19 N.Y. 179 | NY | 1859
[EDITORS' NOTE: THIS PAGE CONTAINS HEADNOTES. HEADNOTES ARE NOT AN OFFICIAL PRODUCT OF THE COURT, THEREFORE THEY ARE NOT DISPLAYED.] *181 It is a principle in the law of marine insurance, that an abandonment upon a total loss must be entire and absolute, and must cover the whole interest insured, so that the insurers may have the benefit of such indemnity as the circumstances will permit. (Arnould on Ins., 1159.) In the case of *182 an actual, as distinguished from a constructive total loss, this principle would not be important; but it would be very material where it was constructive only, and a portion of the property was saved.
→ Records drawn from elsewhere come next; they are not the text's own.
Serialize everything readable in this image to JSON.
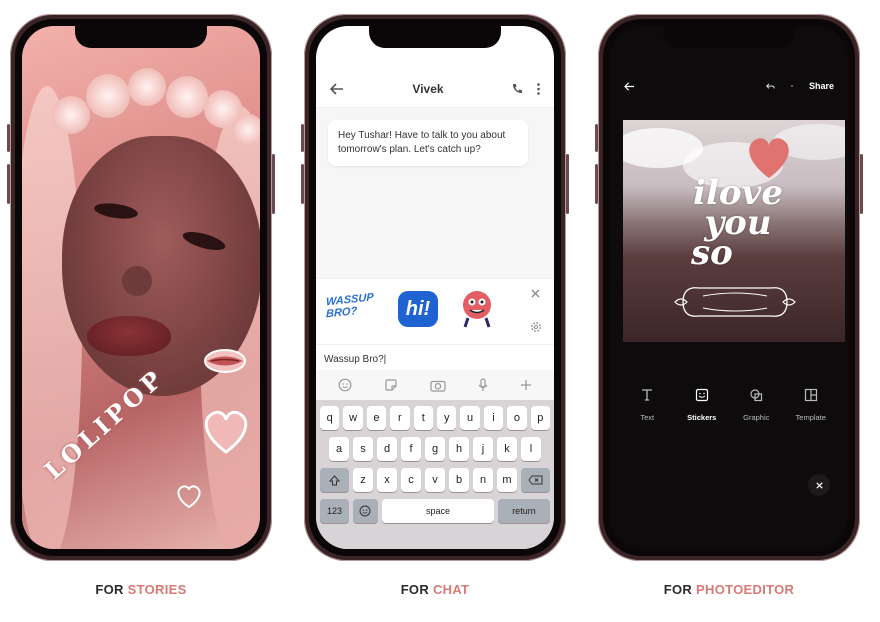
{
  "colors": {
    "accent": "#d77b74",
    "caption_text": "#2b2b2b",
    "frame": "#3a2426"
  },
  "stories": {
    "sticker_text": "LOLIPOP",
    "caption_prefix": "FOR ",
    "caption_accent": "STORIES"
  },
  "chat": {
    "contact_name": "Vivek",
    "message": "Hey Tushar! Have to talk to you about tomorrow's plan. Let's catch up?",
    "stickers": [
      "WASSUP BRO?",
      "hi!"
    ],
    "compose_value": "Wassup Bro?",
    "keyboard": {
      "row1": [
        "q",
        "w",
        "e",
        "r",
        "t",
        "y",
        "u",
        "i",
        "o",
        "p"
      ],
      "row2": [
        "a",
        "s",
        "d",
        "f",
        "g",
        "h",
        "j",
        "k",
        "l"
      ],
      "row3": [
        "z",
        "x",
        "c",
        "v",
        "b",
        "n",
        "m"
      ],
      "numbers_label": "123",
      "space_label": "space",
      "return_label": "return"
    },
    "caption_prefix": "FOR ",
    "caption_accent": "CHAT"
  },
  "editor": {
    "share_label": "Share",
    "overlay_text": [
      "ilove",
      "you",
      "so"
    ],
    "tools": [
      {
        "label": "Text",
        "icon": "text-icon"
      },
      {
        "label": "Stickers",
        "icon": "sticker-icon"
      },
      {
        "label": "Graphic",
        "icon": "graphic-icon"
      },
      {
        "label": "Template",
        "icon": "template-icon"
      }
    ],
    "active_tool": "Stickers",
    "caption_prefix": "FOR ",
    "caption_accent": "PHOTOEDITOR"
  }
}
It has accordingly been held, in a case in Massachusetts, that if the assured, by mortgaging his ship, has voluntarily deprived himself of the power of conveying an absolute title, he cannot abandon to the underwriters, but can recover only for the damage he has actually sustained as a partial loss. (Gordon v.Massachusetts Fire and Marine Ins. Co., 2 Pick., 249;Arnould on Ins., 1161.) It was in reference, I presume, to this principle, that the insurers in this case inserted the warranty against liens contained in their policy. Being placed on the footing of a warranty, the existence of liens, contrary to the spirit of the contract, has a much more prejudicial effect upon the interests of the assured than the principle of law which I have mentioned; as the doctrine upon that subject is, that the validity of the entire contract depends upon the literal truth or fulfillment of the warranty (Arnould, 577.)
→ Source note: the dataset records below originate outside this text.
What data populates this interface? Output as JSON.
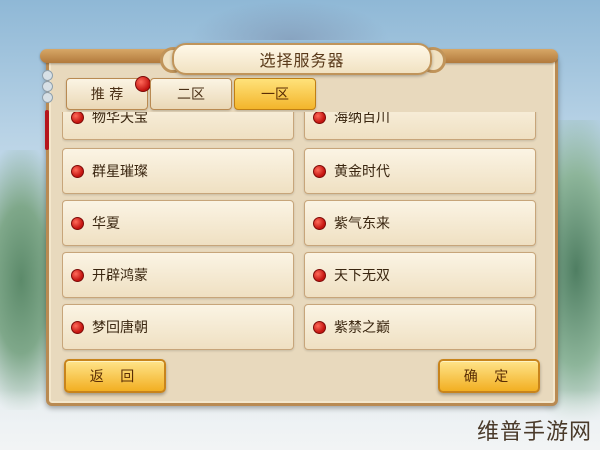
{
  "dialog": {
    "title": "选择服务器"
  },
  "tabs": [
    {
      "label": "推 荐",
      "active": false,
      "has_badge": true
    },
    {
      "label": "二区",
      "active": false
    },
    {
      "label": "一区",
      "active": true
    }
  ],
  "servers": [
    {
      "name": "物华天宝",
      "col": "left"
    },
    {
      "name": "海纳百川",
      "col": "right"
    },
    {
      "name": "群星璀璨",
      "col": "left"
    },
    {
      "name": "黄金时代",
      "col": "right"
    },
    {
      "name": "华夏",
      "col": "left"
    },
    {
      "name": "紫气东来",
      "col": "right"
    },
    {
      "name": "开辟鸿蒙",
      "col": "left"
    },
    {
      "name": "天下无双",
      "col": "right"
    },
    {
      "name": "梦回唐朝",
      "col": "left"
    },
    {
      "name": "紫禁之巅",
      "col": "right"
    }
  ],
  "buttons": {
    "back": "返 回",
    "confirm": "确 定"
  },
  "watermark": "维普手游网",
  "colors": {
    "status_dot": "#c51511",
    "active_tab": "#f3b52b",
    "frame": "#b98a52"
  }
}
The existence of the two prior mortgages mentioned in the bill of exceptions would seem, therefore, to be fatal to the recovery in this case, unless the answer given by the plaintiff's counsel avoids the objection. He argues that the contract of insurance was, in fact and in judgment of law, between the plaintiff and the defendants, and that the subject insured was the plaintiff's interest as a mortgagee; and as that interest was, when created, a mortgage upon Crocker's equity of redemption in the vessel, and was as absolute and as free from any lien or incumbrance at the time of the loss as when it was originally created, the warranty respecting liens, if it was applicable at all to the case, was true when made, and was never afterwards broken. There is much greater latitude in applying a policy of insurance to the interest intended to be covered than in other written contracts; and, in general, if it is said to be on the account of a person as agent, or of one for the owner, or for whom it may concern, the party who really procures the *183 insurance, and whose property it was intended to cover, may be shown. (Arnould, 25, in the notes; Boston ed., 1850.)
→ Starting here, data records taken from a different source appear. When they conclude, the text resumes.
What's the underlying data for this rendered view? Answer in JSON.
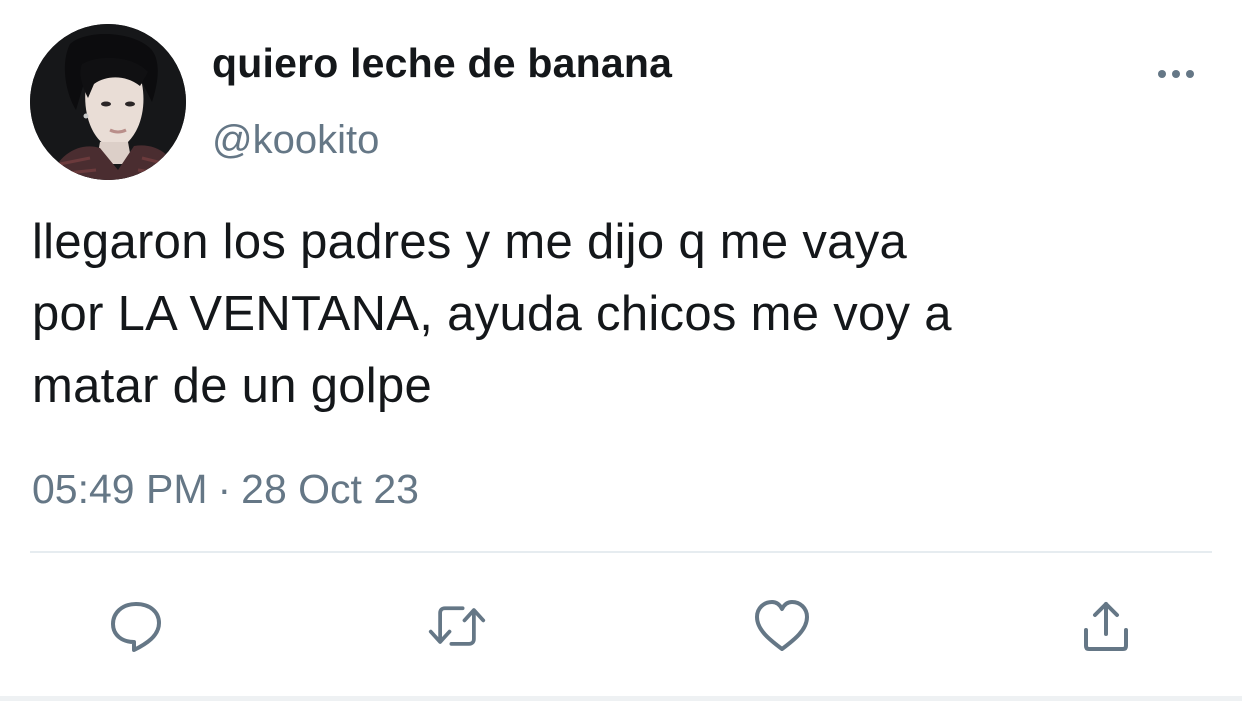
{
  "tweet": {
    "author": {
      "display_name": "quiero leche de banana",
      "handle": "@kookito",
      "avatar_icon": "profile-photo"
    },
    "text_lines": [
      "llegaron los padres y me dijo q me vaya",
      "por LA VENTANA, ayuda chicos me voy a",
      "matar de un golpe"
    ],
    "time": "05:49 PM",
    "separator": "·",
    "date": "28 Oct 23"
  },
  "actions": {
    "more_icon": "more-horizontal-icon",
    "reply_icon": "reply-icon",
    "retweet_icon": "retweet-icon",
    "like_icon": "like-icon",
    "share_icon": "share-icon"
  },
  "colors": {
    "text_primary": "#14171a",
    "text_secondary": "#657786",
    "divider": "#e6ecf0"
  }
}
The admission in the answer is quite consistent with the position that Crocker was insured as the owner of the vessel, and that the provision for the payment to the plaintiff in case of a loss was simply the consequence of an arrangement between Crocker and the plaintiff, that the latter should have the avails of Crocker's contract in case a loss should take place.
The case of Grosvenor v. Atlantic Fire Insurance Company ofBrooklyn (17 N.Y., 391), seems to me to be a very strong authority against the plaintiff, and to be quite conclusive upon the case. McCarty was named as the party insured; but it was added that the loss, if any, was to be paid "to Grosvenor [the plaintiff], mortgagee." The intent to secure him in his character as mortgagee was as strong as, upon the admission in the answer, it was in this case to secure the plaintiff as the holder of the chattel mortgage; but it was decided that the contract was between McCarty and the insurance company, and that it was McCarty's house, and not Grosvenor's interest, which was insured; and it was accordingly held, that a breach of the conditions of the policy by McCarty was fatal to the recovery. In conformity with this judgment, we are obliged to hold, in this case, that this policy was upon the vessel, and not upon the mortgage interest, and that Crocker, and not the plaintiff, was the party insured. It follows from this, that the liens which were warranted against were upon the subject insured, and, hence, that they constituted a breach of an express warranty.
The result of this view of the case is, that the judgment of the Superior Court of Buffalo was erroneous, and that it should be reversed and a new trial awarded.